Their notes are far from perfect harmony. They are sounds that tear us from stillness and force us to feel. The first of these notes is that of Lilith . In the celestial symphony, Lilith is the wild, untamed melody, a raw and sensual note that refuses to be domesticated. She is not a negative dissonance, but a liberating counterpoint to the rigidity of the established order. Her sound is a call from the body, a melody that vibrates with rebellion and sovereignty. To listen to her is to allow yourself to vibrate that part of yourself that has been silent, to sing your own truth, without any concession. It is the music of emancipation, a song that liberates the voice and the body.

Then, if you dare to venture even further, there is the music of Nessus . The orbit of this asteroid is a chaotic dance, a solitary journey through a bitterly cold void, where sunlight is a distant promise. The sound of Nessus is a dissonance that hurts, a piercing vibration that echoes old wounds, betrayals, and patterns of abuse. It is a sound that forces us to feel, like the touch of an ice blade on a forgotten wound, in order to breathe new life into it. Listening to Nessus is opening ourselves to the source of our poison in order to better transmute it; it is a song of necessary and demanding confrontation, which pushes us to release what we still carry.

Finally, there is the most distant and profound note, that of Sedna . If Nessus travels in the cold, Sedna inhabits a silence that is the quintessence of emptiness. Her orbit is a dance of solitude lasting more than 11,000 years, a journey into an icy immensity where the sun is but one star among others. The contact of this space is that of an absolute cold that numbs everything, a total blackness where sensations dissolve into nothingness. The sound of Sedna is not a dissonance, it is an ethereal melody, almost imperceptible, which carries within it the memory of ancestral traumas and fundamental abandonments. Her song is the echo of a sorrow that does not belong to us, a vibration so deep that it seems to come from our bones, a wound that has become so ancient that it no longer hurts, but echoes in our inner silence.
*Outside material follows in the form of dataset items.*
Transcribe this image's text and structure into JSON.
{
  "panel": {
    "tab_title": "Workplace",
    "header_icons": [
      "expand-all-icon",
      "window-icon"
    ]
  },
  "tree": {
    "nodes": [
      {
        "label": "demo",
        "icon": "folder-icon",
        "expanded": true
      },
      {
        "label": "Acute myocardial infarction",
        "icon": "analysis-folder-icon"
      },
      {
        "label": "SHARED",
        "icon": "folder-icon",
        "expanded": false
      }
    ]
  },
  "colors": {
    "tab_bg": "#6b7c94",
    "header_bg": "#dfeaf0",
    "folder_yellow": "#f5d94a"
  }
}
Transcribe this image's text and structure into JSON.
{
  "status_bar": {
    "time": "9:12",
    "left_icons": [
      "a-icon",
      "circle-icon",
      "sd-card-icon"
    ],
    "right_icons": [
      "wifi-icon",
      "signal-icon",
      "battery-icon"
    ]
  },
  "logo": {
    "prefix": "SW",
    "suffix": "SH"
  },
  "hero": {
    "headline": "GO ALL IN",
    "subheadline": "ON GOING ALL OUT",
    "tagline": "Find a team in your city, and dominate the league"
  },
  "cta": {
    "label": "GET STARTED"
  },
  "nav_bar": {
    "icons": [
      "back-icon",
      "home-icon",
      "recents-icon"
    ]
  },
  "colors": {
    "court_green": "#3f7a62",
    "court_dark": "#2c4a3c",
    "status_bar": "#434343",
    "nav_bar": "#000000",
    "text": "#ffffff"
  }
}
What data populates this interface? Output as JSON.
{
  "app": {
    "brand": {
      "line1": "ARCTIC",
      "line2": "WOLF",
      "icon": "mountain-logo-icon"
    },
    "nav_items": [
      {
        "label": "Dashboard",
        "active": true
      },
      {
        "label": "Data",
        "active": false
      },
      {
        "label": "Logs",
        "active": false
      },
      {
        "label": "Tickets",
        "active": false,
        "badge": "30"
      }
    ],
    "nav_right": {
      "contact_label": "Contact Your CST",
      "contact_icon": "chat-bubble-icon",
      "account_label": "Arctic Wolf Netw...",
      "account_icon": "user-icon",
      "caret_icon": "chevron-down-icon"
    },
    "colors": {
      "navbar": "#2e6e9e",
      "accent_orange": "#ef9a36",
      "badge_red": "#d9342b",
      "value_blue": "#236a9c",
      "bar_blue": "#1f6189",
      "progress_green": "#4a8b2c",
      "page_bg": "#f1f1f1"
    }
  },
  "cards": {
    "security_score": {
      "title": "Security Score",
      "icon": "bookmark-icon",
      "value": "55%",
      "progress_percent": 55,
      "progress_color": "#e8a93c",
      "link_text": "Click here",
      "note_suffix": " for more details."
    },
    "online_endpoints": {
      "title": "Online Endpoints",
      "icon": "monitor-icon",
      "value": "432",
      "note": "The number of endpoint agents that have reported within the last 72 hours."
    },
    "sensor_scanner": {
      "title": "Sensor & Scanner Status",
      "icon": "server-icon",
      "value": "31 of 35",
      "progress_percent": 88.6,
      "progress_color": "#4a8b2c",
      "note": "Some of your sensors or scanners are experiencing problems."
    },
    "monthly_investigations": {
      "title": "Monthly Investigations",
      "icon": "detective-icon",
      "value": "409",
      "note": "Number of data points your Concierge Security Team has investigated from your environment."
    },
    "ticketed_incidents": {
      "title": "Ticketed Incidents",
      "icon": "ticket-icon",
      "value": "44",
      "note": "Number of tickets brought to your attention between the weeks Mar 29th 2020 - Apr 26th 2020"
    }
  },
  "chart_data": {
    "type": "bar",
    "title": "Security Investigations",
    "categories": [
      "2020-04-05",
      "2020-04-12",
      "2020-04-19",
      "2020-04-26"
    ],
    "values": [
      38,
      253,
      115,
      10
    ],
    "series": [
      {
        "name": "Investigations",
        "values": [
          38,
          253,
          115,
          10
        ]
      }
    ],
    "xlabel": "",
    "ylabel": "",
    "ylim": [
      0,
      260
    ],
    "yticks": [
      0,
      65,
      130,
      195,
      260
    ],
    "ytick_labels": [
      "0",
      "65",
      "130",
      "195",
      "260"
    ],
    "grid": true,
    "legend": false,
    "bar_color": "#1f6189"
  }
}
These notes cannot be played by a classical instrument. They require a tool that captures the invisible and translates touch without contact. This is why I immersed myself in the Theremin . This instrument, whose surface we never touch to make a sound, produces sounds from elsewhere, simply by the proximity of our hands, our bodies. The Theremin is a bridge between sound and silence, a way to capture the frequencies of these celestial bodies without having to constrain them. It is the perfect voice for the wild melody of Lilith, the piercing vibration of Nessus, and the ethereal song of Sedna. It shows us that the power to hear, to play, and to heal is within us, simply by opening ourselves to an invisible presence, by setting an intention, by offering a part of ourselves to the void to receive a gift.
Let yourself be carried again. Feel the warmth return to your fingers, the sound of life gently returning around you. Listen now, not with your ears, but with your soul. What is the melody of your Lilith, your Nessus, your Sedna? What stories do they tell you, and what music are you willing to make of them to release and honor what you carry?